Ma se la vicenda si sviluppa a sorpresa, a sorprese incorporate come le bambole delle matrioske, avvince e conturba lo stile personalissimo, indifferente a ogni canone, evasivo di ogni regola, eppure limpido e scorrevolissimo. È il linguaggio soprattutto la chiave di volta della costruzione architettonica, a piani bassi, continuati, ripetuti uno dopo l’altro con la regolarità delle casermette, fra le quali ogni tanto si erge il bastione di un monologo o si distende un campo per le esercitazioni fisiche. La maggior originalità sta nella reiterazione, in anadiplòsi, delle proposizioni o di frammenti di esse, ripresi in fondo alla frase oppure ripetuti come unico periodo nella frase successiva.
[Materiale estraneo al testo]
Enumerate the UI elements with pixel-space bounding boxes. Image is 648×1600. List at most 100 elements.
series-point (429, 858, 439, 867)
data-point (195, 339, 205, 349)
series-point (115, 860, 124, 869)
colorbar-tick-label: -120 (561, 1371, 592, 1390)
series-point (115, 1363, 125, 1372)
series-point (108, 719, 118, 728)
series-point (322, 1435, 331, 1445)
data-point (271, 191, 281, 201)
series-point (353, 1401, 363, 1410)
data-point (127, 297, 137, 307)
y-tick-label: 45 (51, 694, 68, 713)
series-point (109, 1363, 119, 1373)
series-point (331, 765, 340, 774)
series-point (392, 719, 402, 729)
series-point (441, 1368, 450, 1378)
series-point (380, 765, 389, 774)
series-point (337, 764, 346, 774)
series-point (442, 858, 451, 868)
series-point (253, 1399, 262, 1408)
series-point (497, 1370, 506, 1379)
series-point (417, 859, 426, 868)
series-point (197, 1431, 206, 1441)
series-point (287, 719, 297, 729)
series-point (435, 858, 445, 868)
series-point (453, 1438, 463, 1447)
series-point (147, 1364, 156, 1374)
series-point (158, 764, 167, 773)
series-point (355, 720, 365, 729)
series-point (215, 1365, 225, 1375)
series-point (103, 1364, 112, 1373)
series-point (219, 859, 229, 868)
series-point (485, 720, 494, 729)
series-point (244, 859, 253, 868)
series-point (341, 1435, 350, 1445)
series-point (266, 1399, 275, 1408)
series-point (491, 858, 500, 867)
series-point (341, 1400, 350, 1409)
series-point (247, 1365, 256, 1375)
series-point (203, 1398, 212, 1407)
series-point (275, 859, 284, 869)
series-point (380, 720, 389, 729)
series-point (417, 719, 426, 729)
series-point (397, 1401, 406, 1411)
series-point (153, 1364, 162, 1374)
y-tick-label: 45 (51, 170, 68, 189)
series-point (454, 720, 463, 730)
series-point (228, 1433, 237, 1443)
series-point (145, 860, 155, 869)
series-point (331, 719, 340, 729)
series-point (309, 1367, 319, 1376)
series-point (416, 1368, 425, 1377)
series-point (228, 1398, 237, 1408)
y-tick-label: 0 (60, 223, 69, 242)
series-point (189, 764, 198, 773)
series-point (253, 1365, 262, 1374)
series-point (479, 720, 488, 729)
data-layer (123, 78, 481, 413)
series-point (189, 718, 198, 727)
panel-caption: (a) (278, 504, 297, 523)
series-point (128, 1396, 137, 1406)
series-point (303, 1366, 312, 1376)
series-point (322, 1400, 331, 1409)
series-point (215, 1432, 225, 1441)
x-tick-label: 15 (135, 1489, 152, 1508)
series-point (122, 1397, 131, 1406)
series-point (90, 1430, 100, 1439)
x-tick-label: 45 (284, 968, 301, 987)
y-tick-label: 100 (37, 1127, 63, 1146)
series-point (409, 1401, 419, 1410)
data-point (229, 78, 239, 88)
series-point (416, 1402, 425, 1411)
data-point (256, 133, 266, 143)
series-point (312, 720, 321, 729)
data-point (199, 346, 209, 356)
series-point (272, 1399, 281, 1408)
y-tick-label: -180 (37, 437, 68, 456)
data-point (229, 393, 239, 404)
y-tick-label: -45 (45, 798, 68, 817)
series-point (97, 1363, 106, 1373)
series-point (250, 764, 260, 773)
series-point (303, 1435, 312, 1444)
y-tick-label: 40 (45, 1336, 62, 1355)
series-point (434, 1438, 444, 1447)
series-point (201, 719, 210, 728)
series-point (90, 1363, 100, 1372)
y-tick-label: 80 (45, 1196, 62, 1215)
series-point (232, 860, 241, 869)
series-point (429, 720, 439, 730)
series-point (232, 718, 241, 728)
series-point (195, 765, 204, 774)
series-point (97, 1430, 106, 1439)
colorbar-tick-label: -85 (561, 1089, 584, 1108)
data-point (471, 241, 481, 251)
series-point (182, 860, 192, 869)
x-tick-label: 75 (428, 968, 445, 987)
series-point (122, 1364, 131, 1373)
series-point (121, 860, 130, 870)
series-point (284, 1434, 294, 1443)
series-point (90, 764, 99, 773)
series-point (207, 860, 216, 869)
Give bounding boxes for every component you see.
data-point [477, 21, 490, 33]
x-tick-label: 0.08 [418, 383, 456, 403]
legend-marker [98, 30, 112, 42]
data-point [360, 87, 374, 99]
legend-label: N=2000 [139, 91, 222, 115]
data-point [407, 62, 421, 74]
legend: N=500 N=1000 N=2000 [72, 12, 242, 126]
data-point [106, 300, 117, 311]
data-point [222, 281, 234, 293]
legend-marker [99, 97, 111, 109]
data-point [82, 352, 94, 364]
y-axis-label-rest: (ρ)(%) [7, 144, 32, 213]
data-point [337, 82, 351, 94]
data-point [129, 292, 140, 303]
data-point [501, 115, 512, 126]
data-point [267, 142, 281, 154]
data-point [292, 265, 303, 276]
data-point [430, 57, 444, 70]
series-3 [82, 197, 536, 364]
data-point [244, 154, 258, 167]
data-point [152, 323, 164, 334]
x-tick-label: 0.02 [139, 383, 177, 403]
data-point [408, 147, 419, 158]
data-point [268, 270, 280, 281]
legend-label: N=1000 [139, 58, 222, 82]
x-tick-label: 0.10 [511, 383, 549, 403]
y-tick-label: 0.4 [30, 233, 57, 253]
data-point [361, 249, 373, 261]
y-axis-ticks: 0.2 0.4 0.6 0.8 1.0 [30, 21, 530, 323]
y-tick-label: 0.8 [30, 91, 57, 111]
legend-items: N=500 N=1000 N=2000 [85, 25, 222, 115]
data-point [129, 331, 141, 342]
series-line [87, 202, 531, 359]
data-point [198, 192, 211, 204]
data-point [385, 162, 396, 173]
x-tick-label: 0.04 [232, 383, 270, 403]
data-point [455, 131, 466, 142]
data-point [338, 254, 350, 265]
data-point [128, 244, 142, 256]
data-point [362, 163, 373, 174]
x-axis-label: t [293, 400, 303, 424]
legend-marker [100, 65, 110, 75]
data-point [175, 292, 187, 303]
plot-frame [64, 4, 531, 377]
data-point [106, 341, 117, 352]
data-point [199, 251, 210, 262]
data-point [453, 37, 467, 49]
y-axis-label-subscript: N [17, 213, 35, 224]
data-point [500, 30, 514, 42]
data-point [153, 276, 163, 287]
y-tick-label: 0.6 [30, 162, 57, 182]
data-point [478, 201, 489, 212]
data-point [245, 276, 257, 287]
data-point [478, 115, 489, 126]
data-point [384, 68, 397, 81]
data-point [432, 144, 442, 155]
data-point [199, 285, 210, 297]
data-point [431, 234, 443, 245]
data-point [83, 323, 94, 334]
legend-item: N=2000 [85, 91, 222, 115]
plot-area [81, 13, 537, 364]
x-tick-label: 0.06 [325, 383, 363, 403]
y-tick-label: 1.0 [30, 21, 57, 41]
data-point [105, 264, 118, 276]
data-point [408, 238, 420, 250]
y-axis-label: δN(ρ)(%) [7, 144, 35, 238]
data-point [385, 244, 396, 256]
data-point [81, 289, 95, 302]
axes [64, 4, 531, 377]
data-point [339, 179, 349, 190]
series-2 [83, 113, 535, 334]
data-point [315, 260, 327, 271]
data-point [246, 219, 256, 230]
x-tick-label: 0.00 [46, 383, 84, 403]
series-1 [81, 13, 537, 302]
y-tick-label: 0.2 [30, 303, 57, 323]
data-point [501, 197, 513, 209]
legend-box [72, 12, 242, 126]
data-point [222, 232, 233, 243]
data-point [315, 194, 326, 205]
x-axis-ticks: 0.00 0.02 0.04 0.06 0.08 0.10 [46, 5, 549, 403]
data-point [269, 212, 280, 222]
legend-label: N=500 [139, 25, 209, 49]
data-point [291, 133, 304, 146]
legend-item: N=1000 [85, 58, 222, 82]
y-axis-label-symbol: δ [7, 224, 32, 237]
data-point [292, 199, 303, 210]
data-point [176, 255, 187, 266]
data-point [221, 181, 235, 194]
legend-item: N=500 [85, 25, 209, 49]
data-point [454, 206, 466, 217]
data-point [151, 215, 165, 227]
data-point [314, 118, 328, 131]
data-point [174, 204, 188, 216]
Costituiscono una sorta di ritornello, che marca e ribadisce le considerazioni più sofferte a sottolinearne l’importanza e la ineludibilità.
Un altro espediente dell’autore è quello dell’ékphrasis, cioè della storia nella storia, poiché l’ultimo capitolo è una specie di prefazione che si presenta totalmente nuova nell’argomento, nel tono e anche nei caratteri tipografici, richiedendo tempi di assuefazione. Il problema posto è quello del valore cronologico sulla proprietà dell’invenzione. Ma almeno questa seconda storia, che non è un romanzo e non è un racconto (secondo la definizione di entrambi gli autori) arriva a un esito positivo. Il percorso è uno spaccato sulla cabala della scrittura e sui suoi archisemi, sulle sue tecniche e anche sull’apparato scrittorio, reso con piacevolissima ironia e autoironia, con sottili sottintesi e frecciate al perbenismo, con un soddisfacente accomodamento finale sul filo del gioco rischioso, come nel titolo polisemico.
C’è intelligenza creativa in questa operetta di Gennaro Grieco, che lo rende capace di entrare in rapporto con le più recenti e innovative correnti letterarie, conducendo una vicenda di apparente minimalismo, ma di sostanziale drammaticità con un dettato volutamente provocatorio per eccesso di pudore. La scrittura liberamente fantastica, densa di implicazioni gnoseologiche, viva di un personale retroterra culturale eclettico, aperto agli spazi liberi dell’avventura umana, lo humor sapientemente sotteso, possono fare pensare alla lezione di Queneau. E non è poco!